Si vous vous reconnaissez dans les symptômes du stress, analysez-le. Observez son stress permet de l’accepter et d’en cerner les causes.

•       S’agit-il d’un stress perçu de façon chronique ou en réaction à des évènements particuliers.

•       Est-il plus présent le matin ou le soir ? Un jour particulier de la semaine ? A des saisons particulières ?

•       Qu’est-ce qui se présente à moi lorsque je ressens ce stress (dans mon corps, dans mes pensées, émotionnellement) ?

•       Quelle en est l’intensité ? Varie-t-elle ?

•       Que fais-je déjà pour le réduire ?

 

ACCEPTER D'ÊTRE STRESSER

Nier la situation n’a jamais permis d’avancer. L’accepter nous encourage à agir pour trouver des solutions et pour mieux vivre avec. C’est la clé du mieux-être !

 

FAVORISER UNE MEILLEURE HYGIENE DE VIE

C’est une évidence, l’hygiène de vie est le socle d’une meilleure santé physique et psychologique. Un corps sain et un esprit sain !

 

- Manger sainement, varié et équilibré

Les carences sont un stress pour le corps car elles entraînent des dysfonctionnements. Le corps doit alors faire face pour compenser.

Par ailleurs, certains aliments sont de vrais trésors pour notre moral.

Par exemple, nous savons que le chocolat et les bananes contiennent de la vitamine B6, précurseur de la sérotonine (neurotransmetteur associé à un bonheur durable et à la gestion de la douleur).

 

- S’exposer à la lumière

La lumière contribue à la synthèse de la vitamine D qui contribue à synchroniser le rythme biologique, réguler le sommeil, stimuler les hormones et la sérotonine (encore elle !).

Respecter son rythme biologique et inscrire une régularité dans nos horaires (repas, couché)

Avez-vous déjà été perturbé par le changement d’heure ? Par un repas oublié ? Et oui, l’organisme apprécie le respect de son petit train-train.

 

- Pratiquer une activité physique (30 à 45 minutes) plusieurs fois par semaine

Le sport développe la résistance. Il nous apprend à réguler nos fonctions respiratoires, sanguines, immunitaires, justement les mêmes que celles impliquées dans le stress. Il participe à la régulation des hormones. Au-delà de son action sur le corps, il permet de nous vider la tête, de retrouver un apaisement mental et de nouer des relations sociales enrichissantes.

 

- Limiter les excitants (café, tabac, alcool)

 « Je suis fatigué d’avoir bossé sur ce dossier depuis une heure ! Ça te dit de venir prendre un petit café avec moi pour faire une pause ? »

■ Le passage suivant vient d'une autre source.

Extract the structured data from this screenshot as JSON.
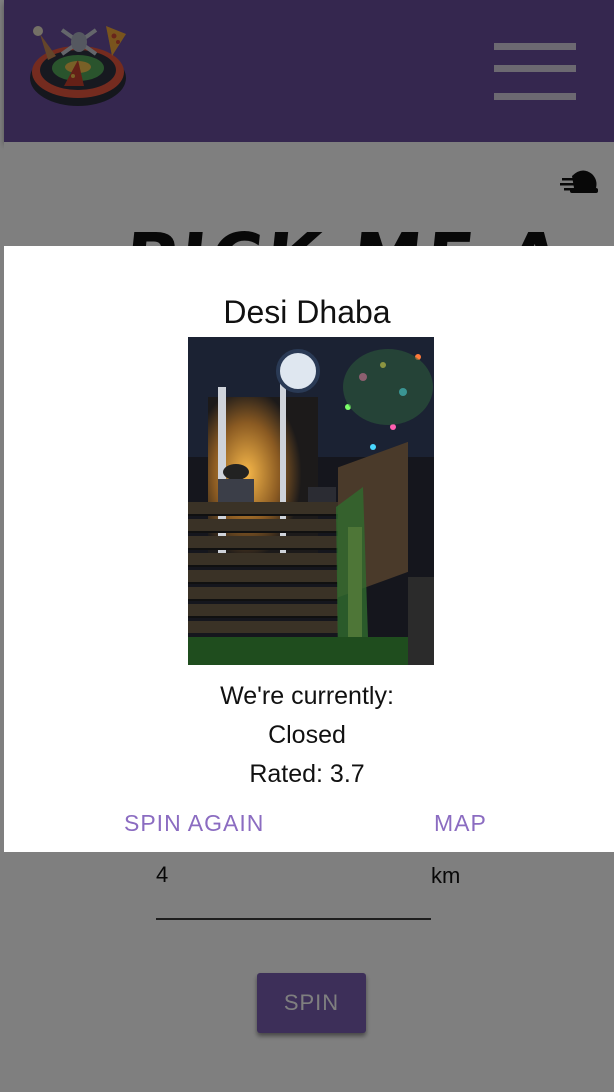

En réalité, ces substances sont nos pires ennemis. Elles créent, certes, un sentiment de détente immédiat mais provoquent une accélération de notre rythme interne (accélération du rythme cardiaque, augmentation de la pression sanguine…). Que de messages contradictoires adressés à notre cerveau qui, en définitive, éprouve des difficultés à différencier l’excitation et la détente !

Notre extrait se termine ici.